Manusia tidur di malam hari agar badannya mendapatkan ketenangan dan istirahat,
untuk memulihkan tenaga-tenaga yang digunakan waktu bangunnya. Tidur dan bangun
itu silih berganti dalam kehidupan manusia, seperti silih bergantinya siang dan
malam di alam semesta ini. Dengan keadaan yang silih berganti itu seperti tidur
dan bangun bagi manusia, dia akan mengetahui nikmat Allah serta kebaikan-Nya.
Di waktu tidur manusia akan mendapatkan makanan yang baik bagi organ tubuhnya.
Begitu juga dia akan mendapatkan di waktu bangun pergerakan anggota tubuhnya
dengan leluasa.
Dalam
ayat ini tidur didahulukan dari bangun, padahal kelihatannya bangun itu lebih
penting dari pada tidur, karena di waktu bangun itu orang bekerja, berusaha dan
melaksanakan tugas. Tugas dan kewajibannya dalam hidup, yang terkandung dalam
perkataan-Nya, "dan usahamu mencari sebagian dari karunia-Nya", agar
nikmat tidur itu diperhatikan. Pada umumnya manusia itu sedikit sekali yang
memperhatikannya. Tidur merupakan pengasingan manusia dari kesibukan-kesibukan
hidup, dan terputusnya hubungan antara jiwanya dengan Zatnya sendiri,
seakan-akan identitasnya hilang di waktu itu. Dari segi inilah kebanyakan
manusia memandang tidur itu sebagai suatu hal yang tidak penting. Ini adalah
pengertian yang sudah salah dalam memahami nikmat yang besar itu yang
dianugeratikan Tuhan kepada manusia.
Dalam keadaan tidur dan dalam keadaan antara bangun dan tidur, manusia pergi kemana saja yang ia sukai dengan akal dan rohnya ke balik alam materi ini di sana tak ada belenggu dan halangan. Dan di sana dia dapat merealisir apa yang tak dapat direalisirnya di dalam dunia serba benda ini. Dalam alam mimpi itu dia akan mendapat kepuasan.

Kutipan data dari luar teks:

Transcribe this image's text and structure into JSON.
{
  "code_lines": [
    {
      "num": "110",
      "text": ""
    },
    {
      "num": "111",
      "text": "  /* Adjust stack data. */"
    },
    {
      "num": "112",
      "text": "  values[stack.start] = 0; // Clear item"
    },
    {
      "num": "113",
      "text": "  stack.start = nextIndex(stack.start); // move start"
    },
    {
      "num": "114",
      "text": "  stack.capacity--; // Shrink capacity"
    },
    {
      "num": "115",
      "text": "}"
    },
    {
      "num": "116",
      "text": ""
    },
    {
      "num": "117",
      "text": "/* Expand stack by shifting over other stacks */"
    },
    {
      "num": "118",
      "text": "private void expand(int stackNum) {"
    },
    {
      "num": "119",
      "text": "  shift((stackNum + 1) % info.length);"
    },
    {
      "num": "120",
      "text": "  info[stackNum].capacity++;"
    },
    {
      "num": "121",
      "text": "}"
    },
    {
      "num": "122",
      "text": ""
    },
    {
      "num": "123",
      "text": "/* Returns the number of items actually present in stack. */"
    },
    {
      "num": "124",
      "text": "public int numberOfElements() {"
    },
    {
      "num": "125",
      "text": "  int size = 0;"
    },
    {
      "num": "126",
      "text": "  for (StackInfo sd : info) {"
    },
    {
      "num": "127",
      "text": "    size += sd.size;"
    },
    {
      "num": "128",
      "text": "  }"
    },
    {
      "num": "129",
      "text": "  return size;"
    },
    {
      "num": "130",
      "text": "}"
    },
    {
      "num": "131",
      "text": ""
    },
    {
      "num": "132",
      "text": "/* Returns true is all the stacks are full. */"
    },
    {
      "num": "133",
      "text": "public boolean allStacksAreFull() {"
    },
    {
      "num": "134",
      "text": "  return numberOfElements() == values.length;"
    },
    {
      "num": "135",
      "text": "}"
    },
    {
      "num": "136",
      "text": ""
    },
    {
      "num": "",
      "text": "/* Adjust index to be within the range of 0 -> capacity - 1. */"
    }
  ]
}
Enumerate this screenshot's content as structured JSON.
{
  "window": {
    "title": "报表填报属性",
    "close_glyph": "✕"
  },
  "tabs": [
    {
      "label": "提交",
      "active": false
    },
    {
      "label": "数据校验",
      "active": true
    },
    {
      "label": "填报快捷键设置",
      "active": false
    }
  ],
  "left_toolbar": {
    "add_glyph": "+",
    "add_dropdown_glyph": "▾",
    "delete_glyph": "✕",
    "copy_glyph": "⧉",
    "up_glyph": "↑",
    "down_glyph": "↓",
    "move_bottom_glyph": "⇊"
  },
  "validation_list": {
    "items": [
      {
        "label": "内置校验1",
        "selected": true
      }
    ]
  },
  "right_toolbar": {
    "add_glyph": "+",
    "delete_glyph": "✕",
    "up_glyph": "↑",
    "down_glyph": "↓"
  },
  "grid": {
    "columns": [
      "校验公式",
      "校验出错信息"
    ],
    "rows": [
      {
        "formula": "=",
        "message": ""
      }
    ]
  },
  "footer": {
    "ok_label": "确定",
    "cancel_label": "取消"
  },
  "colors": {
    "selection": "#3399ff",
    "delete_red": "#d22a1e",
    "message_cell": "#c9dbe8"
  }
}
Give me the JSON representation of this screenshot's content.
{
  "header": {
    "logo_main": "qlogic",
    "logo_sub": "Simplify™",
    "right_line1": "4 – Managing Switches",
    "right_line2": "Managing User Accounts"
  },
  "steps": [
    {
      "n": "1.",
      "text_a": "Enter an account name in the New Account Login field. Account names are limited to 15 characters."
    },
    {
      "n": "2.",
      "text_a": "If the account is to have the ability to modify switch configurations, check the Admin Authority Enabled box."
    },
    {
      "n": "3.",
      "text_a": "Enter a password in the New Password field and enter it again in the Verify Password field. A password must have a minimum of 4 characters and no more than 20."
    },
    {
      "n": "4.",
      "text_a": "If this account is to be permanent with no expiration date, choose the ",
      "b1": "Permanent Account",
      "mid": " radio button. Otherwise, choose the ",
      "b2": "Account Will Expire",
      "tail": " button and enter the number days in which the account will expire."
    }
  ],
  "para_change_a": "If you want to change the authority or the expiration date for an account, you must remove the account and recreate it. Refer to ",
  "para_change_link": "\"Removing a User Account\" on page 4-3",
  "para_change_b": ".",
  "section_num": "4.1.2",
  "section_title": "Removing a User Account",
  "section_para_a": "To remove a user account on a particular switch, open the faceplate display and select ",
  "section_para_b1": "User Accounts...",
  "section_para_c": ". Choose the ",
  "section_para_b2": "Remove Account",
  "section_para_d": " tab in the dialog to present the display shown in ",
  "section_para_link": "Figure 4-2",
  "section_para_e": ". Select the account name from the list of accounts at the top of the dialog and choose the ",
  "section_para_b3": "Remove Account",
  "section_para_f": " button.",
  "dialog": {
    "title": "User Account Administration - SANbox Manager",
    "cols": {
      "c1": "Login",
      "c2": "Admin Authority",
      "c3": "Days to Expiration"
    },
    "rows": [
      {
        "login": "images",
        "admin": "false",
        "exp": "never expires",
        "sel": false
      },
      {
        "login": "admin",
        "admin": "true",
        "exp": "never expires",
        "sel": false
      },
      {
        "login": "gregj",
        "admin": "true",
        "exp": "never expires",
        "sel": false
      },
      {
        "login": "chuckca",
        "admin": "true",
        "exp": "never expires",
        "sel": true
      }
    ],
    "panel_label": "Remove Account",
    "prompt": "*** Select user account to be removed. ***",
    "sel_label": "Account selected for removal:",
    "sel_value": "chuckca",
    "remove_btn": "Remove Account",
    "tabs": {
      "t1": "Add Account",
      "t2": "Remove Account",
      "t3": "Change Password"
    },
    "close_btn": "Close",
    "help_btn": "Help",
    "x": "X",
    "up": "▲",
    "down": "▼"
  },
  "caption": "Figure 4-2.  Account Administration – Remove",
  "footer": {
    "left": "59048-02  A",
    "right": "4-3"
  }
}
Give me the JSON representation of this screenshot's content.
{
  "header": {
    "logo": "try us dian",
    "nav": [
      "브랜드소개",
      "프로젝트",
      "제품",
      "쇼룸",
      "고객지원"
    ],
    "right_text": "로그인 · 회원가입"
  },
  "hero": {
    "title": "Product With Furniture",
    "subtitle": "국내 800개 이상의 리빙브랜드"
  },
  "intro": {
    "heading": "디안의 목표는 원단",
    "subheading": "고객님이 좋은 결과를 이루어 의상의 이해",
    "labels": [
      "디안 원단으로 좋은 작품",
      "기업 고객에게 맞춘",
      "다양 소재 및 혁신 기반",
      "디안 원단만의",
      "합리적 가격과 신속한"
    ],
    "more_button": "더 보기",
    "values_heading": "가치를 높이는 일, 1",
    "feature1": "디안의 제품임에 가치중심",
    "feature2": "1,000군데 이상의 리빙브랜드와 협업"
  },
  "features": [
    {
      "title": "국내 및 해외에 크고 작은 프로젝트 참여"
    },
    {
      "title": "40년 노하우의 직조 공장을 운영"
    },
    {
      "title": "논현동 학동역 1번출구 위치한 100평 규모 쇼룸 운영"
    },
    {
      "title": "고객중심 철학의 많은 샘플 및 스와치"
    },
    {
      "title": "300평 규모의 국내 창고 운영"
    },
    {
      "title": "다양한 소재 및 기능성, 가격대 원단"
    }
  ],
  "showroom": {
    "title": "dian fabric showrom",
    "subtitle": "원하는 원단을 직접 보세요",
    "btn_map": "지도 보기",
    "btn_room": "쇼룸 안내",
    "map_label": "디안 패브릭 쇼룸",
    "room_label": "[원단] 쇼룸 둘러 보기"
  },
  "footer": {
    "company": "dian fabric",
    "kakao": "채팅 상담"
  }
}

Berapa banyak orang yang miskin, tapi dalam mimpinya ia dapat memakan apa yang diingininya. Berapa banyak orang yang teraniaya tapi dalam mimpinya ia dapat mengobati jiwanya dari keganasan dan kelaliman. Berapa banyaknya orang-orang yang bercinta-cintaan serta berjauhan tempat tinggal, tetapi dalam mimpi mereka dapat berjumpa dengan sepuas hatinya. Dan banyak lagi contoh lain.
Menurut ahli ilmu jiwa, mimpi yang dialami dalam waktu tidur
adalah sebagai penetralisir yakni pemurni dan penawar bagi jiwa. Bagi
orang-orang yang sedang bercinta-cintaan umpamanya, mereka dapat mewujudkan apa
yang diingininya atau dikhayalkannya di waktu bangun. Demikian pula halnya
dengan orang-orang yang teraniaya, orang yang lapar dan sebagainya. Dengan
situasi itu jiwa akan lega dan tenteram.
Kalau tidak demikian tentu akan terjadi ketegangan-ketegangan
jiwa yang sangat berbahaya. Jadi dalam dunia tidur manusia akan mendapat
kepuasan akal, rohani dan jiwanya. Hal mana tak dapat diperolehnya di waktu
bangun.
Apabila tubuh manusia memerlukan makan dan minum, maka roh,
jiwa dan akalpun memerlukan makan dan minum. Makan dan minumnya itu
dilakukannya di waktu tidur. Tidur itu tidak lain, melainkan belenggu dari
tubuh tetapi kebebasan bagi jiwa. Dengan demikian segi kejiwaan mendapat
kebahagiaannya di waktu tidur, bebas dari kebendaan, tekanan dan kelaliman.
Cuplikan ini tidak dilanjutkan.